Pros and Cons of Rating Systems – FTS
The FTS Rating system has all the problems that Elo systems have in general.
In particular, Elo ratings consider that all results are relevant, even years after they happened. Rating changes only happen as a result of new games being played – so if you don’t play any games for a year or two, you’ll just keep the same FTS rating regardless.
This has the counter-intuitive result that it’s sometimes better to just not play games, rather than lose rating. (If Gotham had decided not to play any games at Champs or later, they’d still be top of the leaderboard… more strikingly, the Oly Rollers retained a significant FTS rating for several years, despite not entering any scores at all.)
Related to this, FTS ratings take time to adjust to sudden changes – if a team suddenly becomes much weaker or strong (due to, say, a complete change of roster), it takes quite a lot of games for FTS to catch up, as there’s only so much change FTS can accommodate in a single bout. Additionally, while this adjustment is taking place, all of the opponents have unfair rating changes – FTS changes are symmetric, so for team A to gain rating, team B must lose rating, even if the cause is entirely due to a change in team A.

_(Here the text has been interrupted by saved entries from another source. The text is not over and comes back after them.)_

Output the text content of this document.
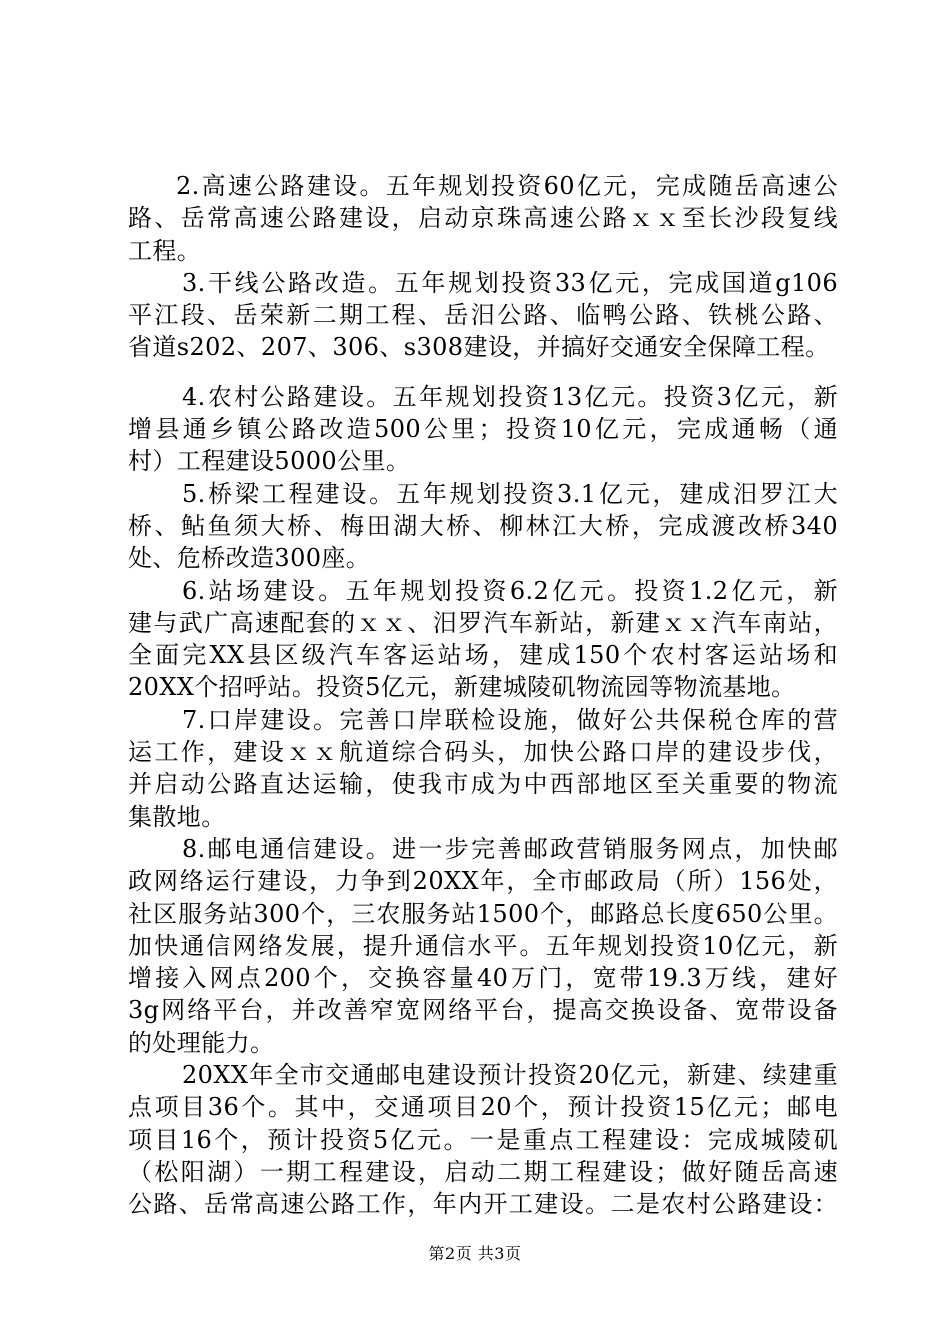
2.高速公路建设。五年规划投资60亿元，完成随岳高速公
路、岳常高速公路建设，启动京珠高速公路ｘｘ至长沙段复线
工程。
3.干线公路改造。五年规划投资33亿元，完成国道g106
平江段、岳荣新二期工程、岳汨公路、临鸭公路、铁桃公路、
省道s202、207、306、s308建设，并搞好交通安全保障工程。
4.农村公路建设。五年规划投资13亿元。投资3亿元，新
增县通乡镇公路改造500公里；投资10亿元，完成通畅（通
村）工程建设5000公里。
5.桥梁工程建设。五年规划投资3.1亿元，建成汨罗江大
桥、鲇鱼须大桥、梅田湖大桥、柳林江大桥，完成渡改桥340
处、危桥改造300座。
6.站场建设。五年规划投资6.2亿元。投资1.2亿元，新
建与武广高速配套的ｘｘ、汨罗汽车新站，新建ｘｘ汽车南站，
全面完XX县区级汽车客运站场，建成150个农村客运站场和
20XX个招呼站。投资5亿元，新建城陵矶物流园等物流基地。
7.口岸建设。完善口岸联检设施，做好公共保税仓库的营
运工作，建设ｘｘ航道综合码头，加快公路口岸的建设步伐，
并启动公路直达运输，使我市成为中西部地区至关重要的物流
集散地。
8.邮电通信建设。进一步完善邮政营销服务网点，加快邮
政网络运行建设，力争到20XX年，全市邮政局（所）156处，
社区服务站300个，三农服务站1500个，邮路总长度650公里。
加快通信网络发展，提升通信水平。五年规划投资10亿元，新
增接入网点200个，交换容量40万门，宽带19.3万线，建好
3g网络平台，并改善窄宽网络平台，提高交换设备、宽带设备
的处理能力。
20XX年全市交通邮电建设预计投资20亿元，新建、续建重
点项目36个。其中，交通项目20个，预计投资15亿元；邮电
项目16个，预计投资5亿元。一是重点工程建设：完成城陵矶
（松阳湖）一期工程建设，启动二期工程建设；做好随岳高速
公路、岳常高速公路工作，年内开工建设。二是农村公路建设：
第2页 共3页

FTS’s advantage is that, like WFTDA Ratings, FTS ratings are quick and easy to calculate. So quick, in fact, that FTS recalculates all of its ratings at least once an hour, to guarantee that predictions are as up to date as possible.
FTS also does not suffer from either of the problems of WFTDA Rankings – there is no combination of teams for which either team “can’t win”.

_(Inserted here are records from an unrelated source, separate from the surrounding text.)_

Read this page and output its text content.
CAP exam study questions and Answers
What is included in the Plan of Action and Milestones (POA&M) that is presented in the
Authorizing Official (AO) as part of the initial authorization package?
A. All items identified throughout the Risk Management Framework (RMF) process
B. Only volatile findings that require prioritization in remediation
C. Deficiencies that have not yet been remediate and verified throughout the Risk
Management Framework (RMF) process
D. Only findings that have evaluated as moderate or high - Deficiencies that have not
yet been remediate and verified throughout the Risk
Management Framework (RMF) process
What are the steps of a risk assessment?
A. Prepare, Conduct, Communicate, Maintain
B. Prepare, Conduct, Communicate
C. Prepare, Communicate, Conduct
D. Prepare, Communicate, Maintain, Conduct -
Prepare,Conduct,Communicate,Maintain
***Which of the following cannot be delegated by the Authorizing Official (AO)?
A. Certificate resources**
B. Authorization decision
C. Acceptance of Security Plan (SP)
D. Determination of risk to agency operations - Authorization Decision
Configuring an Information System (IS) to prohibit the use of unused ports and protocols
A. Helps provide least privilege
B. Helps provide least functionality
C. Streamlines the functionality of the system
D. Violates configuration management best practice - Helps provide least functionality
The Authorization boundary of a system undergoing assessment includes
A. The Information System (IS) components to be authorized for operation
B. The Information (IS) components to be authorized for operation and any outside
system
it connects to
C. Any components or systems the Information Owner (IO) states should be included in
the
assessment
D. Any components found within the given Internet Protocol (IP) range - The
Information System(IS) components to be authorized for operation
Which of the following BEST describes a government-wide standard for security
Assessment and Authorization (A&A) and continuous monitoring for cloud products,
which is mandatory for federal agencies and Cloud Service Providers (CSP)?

Pros and Cons of Rating Systems – SRDRank
SRDRank, being a different class of rating system to the other two, has entirely different issues.
SRDRank’s main issue is its relative complexity. Whilst least-squares regression, and statistical tests, are no more advanced than first year undergraduate level, this is still a significant increase in complexity over the other two.

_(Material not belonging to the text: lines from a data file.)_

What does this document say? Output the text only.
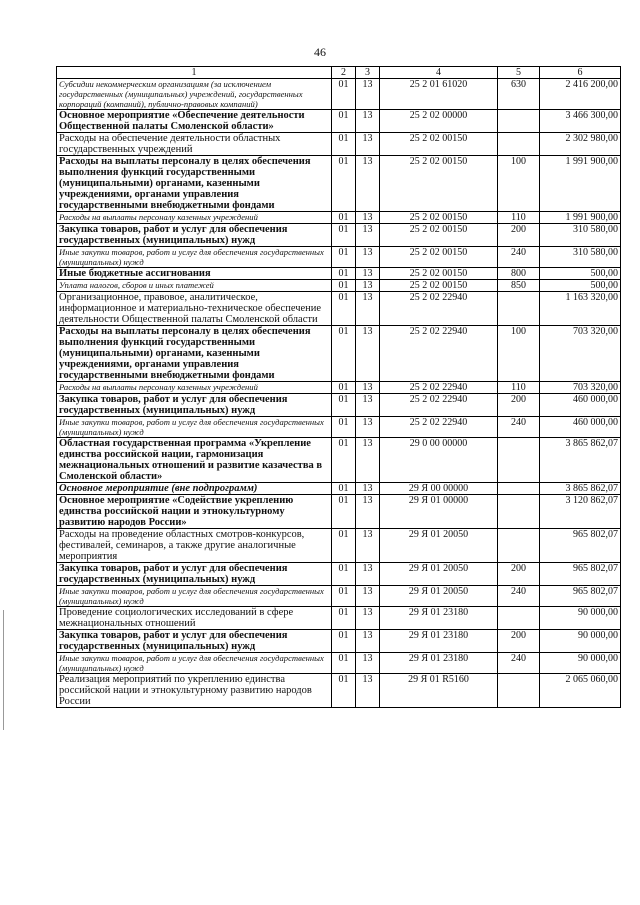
46
1	2	3	4	5	6
Субсидии некоммерческим организациям (за исключением государственных (муниципальных) учреждений, государственных корпораций (компаний), публично-правовых компаний)	01	13	25 2 01 61020	630	2 416 200,00
Основное мероприятие «Обеспечение деятельности Общественной палаты Смоленской области»	01	13	25 2 02 00000		3 466 300,00
Расходы на обеспечение деятельности областных государственных учреждений	01	13	25 2 02 00150		2 302 980,00
Расходы на выплаты персоналу в целях обеспечения выполнения функций государственными (муниципальными) органами, казенными учреждениями, органами управления государственными внебюджетными фондами	01	13	25 2 02 00150	100	1 991 900,00
Расходы на выплаты персоналу казенных учреждений	01	13	25 2 02 00150	110	1 991 900,00
Закупка товаров, работ и услуг для обеспечения государственных (муниципальных) нужд	01	13	25 2 02 00150	200	310 580,00
Иные закупки товаров, работ и услуг для обеспечения государственных (муниципальных) нужд	01	13	25 2 02 00150	240	310 580,00
Иные бюджетные ассигнования	01	13	25 2 02 00150	800	500,00
Уплата налогов, сборов и иных платежей	01	13	25 2 02 00150	850	500,00
Организационное, правовое, аналитическое, информационное и материально-техническое обеспечение деятельности Общественной палаты Смоленской области	01	13	25 2 02 22940		1 163 320,00
Расходы на выплаты персоналу в целях обеспечения выполнения функций государственными (муниципальными) органами, казенными учреждениями, органами управления государственными внебюджетными фондами	01	13	25 2 02 22940	100	703 320,00
Расходы на выплаты персоналу казенных учреждений	01	13	25 2 02 22940	110	703 320,00
Закупка товаров, работ и услуг для обеспечения государственных (муниципальных) нужд	01	13	25 2 02 22940	200	460 000,00
Иные закупки товаров, работ и услуг для обеспечения государственных (муниципальных) нужд	01	13	25 2 02 22940	240	460 000,00
Областная государственная программа «Укрепление единства российской нации, гармонизация межнациональных отношений и развитие казачества в Смоленской области»	01	13	29 0 00 00000		3 865 862,07
Основное мероприятие (вне подпрограмм)	01	13	29 Я 00 00000		3 865 862,07
Основное мероприятие «Содействие укреплению единства российской нации и этнокультурному развитию народов России»	01	13	29 Я 01 00000		3 120 862,07
Расходы на проведение областных смотров-конкурсов, фестивалей, семинаров, а также другие аналогичные мероприятия	01	13	29 Я 01 20050		965 802,07
Закупка товаров, работ и услуг для обеспечения государственных (муниципальных) нужд	01	13	29 Я 01 20050	200	965 802,07
Иные закупки товаров, работ и услуг для обеспечения государственных (муниципальных) нужд	01	13	29 Я 01 20050	240	965 802,07
Проведение социологических исследований в сфере межнациональных отношений	01	13	29 Я 01 23180		90 000,00
Закупка товаров, работ и услуг для обеспечения государственных (муниципальных) нужд	01	13	29 Я 01 23180	200	90 000,00
Иные закупки товаров, работ и услуг для обеспечения государственных (муниципальных) нужд	01	13	29 Я 01 23180	240	90 000,00
Реализация мероприятий по укреплению единства российской нации и этнокультурному развитию народов России	01	13	29 Я 01 R5160		2 065 060,00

SRDRank’s other issue stems from the global nature of its calculation. As with FTS, an undetected sudden change in team strength can cause unwanted effects in the ratings of other teams. As SRDRank is a globally optimised rating, this effect can make (small) changes in rating even for teams which never play the team in question. We attempt to minimise this effect via the statistical test and splitting step, but there will always been a short period where there’s not enough evidence to detect a sudden change, and where ratings will be somewhat affected.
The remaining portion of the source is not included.